Obama, of course, is Time’s Person of the Year. See here.
The piece begins…
You probably sat in a fancier conference room the last time you refinanced or heard a pitch about life insurance. There’s a table, some off-brand mesh office chairs, a bookcase that looks as if it had been put together with an Allen wrench and instructions in Swedish.
To reach this room, you pass through a cubicle farm lightly populated by quiet young people. Either they have just arrived or they are just leaving, because their desks are almost bare. The place has a vaguely familiar feel to it, this air of transient shabbiness and nondescriptitude. You can’t quite put your finger on it …
"It’s like the set of The Office," someone offers.

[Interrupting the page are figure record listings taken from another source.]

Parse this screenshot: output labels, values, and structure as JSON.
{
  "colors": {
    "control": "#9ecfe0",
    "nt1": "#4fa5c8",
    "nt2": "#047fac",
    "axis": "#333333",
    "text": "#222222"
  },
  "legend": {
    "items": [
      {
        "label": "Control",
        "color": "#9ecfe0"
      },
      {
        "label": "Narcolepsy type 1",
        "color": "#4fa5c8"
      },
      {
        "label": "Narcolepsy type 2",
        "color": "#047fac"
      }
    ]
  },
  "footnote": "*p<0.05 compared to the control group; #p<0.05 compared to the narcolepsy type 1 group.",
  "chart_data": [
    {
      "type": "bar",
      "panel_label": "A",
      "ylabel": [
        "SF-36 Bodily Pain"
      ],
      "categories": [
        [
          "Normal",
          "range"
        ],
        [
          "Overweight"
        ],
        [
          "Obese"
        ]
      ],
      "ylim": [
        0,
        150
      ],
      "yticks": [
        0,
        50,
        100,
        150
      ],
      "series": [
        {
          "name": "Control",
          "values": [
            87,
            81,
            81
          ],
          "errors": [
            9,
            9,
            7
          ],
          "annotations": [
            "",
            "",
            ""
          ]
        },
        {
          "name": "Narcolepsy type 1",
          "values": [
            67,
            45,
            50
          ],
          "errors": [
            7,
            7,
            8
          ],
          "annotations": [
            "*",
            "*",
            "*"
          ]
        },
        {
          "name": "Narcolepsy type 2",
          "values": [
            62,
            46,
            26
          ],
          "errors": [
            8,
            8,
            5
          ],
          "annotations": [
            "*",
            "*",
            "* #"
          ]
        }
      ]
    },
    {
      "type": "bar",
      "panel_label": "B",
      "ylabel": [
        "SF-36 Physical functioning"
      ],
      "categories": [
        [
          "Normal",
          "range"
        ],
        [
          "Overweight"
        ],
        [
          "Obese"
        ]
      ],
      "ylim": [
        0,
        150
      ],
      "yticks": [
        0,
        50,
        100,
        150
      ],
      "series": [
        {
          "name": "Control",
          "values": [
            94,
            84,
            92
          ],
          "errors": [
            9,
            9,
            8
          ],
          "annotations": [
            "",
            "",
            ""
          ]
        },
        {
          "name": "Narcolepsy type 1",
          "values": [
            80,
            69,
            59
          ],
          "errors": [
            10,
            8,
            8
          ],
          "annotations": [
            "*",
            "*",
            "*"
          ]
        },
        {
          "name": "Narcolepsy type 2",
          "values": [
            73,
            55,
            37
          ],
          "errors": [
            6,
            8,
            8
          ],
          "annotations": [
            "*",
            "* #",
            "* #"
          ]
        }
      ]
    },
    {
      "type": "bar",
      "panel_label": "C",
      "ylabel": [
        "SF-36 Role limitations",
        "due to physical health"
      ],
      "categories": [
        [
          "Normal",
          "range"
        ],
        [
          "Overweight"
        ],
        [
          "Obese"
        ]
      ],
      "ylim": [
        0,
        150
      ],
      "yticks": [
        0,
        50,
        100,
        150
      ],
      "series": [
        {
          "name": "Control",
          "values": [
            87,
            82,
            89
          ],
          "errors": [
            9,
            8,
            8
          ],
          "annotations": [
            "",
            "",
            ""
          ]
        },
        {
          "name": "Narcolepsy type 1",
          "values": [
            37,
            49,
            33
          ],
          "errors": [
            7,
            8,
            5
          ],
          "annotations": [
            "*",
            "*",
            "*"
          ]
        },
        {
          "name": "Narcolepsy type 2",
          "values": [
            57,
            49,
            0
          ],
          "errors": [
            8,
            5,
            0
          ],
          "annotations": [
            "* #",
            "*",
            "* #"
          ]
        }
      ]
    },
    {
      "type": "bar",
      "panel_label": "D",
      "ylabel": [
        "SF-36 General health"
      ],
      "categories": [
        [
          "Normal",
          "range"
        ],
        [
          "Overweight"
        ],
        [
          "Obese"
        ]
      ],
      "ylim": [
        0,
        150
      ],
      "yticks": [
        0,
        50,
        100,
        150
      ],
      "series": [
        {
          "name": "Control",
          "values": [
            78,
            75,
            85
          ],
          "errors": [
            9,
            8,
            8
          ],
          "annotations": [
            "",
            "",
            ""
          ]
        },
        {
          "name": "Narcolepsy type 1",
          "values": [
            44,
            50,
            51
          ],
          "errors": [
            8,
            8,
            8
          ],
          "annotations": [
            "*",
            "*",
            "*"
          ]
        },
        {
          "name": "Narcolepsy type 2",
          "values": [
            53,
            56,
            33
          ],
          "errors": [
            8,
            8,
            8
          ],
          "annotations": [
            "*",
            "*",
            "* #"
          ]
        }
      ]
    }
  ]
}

It is here that we find Barack Obama one soul-freezingly cold December day, mentally unpacking the crate of crushing problems — some old, some new, all ugly — that he is about to inherit as the 44th President of the United States. Most of his hours inside the presidential-transition office are spent in this bland and bare-bones room. You would think the President-elect — a guy who draws 100,000 people to a speech in St. Louis, Mo., who raises three-quarters of a billion dollars, who is facing the toughest first year since Franklin Roosevelt’s — might merit a leather chair. Maybe a credenza? A hutch?
Now wait a second. Obama’s campaign headquarters is in the Kluczynski Federal Building in Chicago designed by Mies. So a federally-owned building likely is pretty bare-bones inside, but no mention of Mies? No mention of a man Time magazine called a "disciplinarian for a confused age"?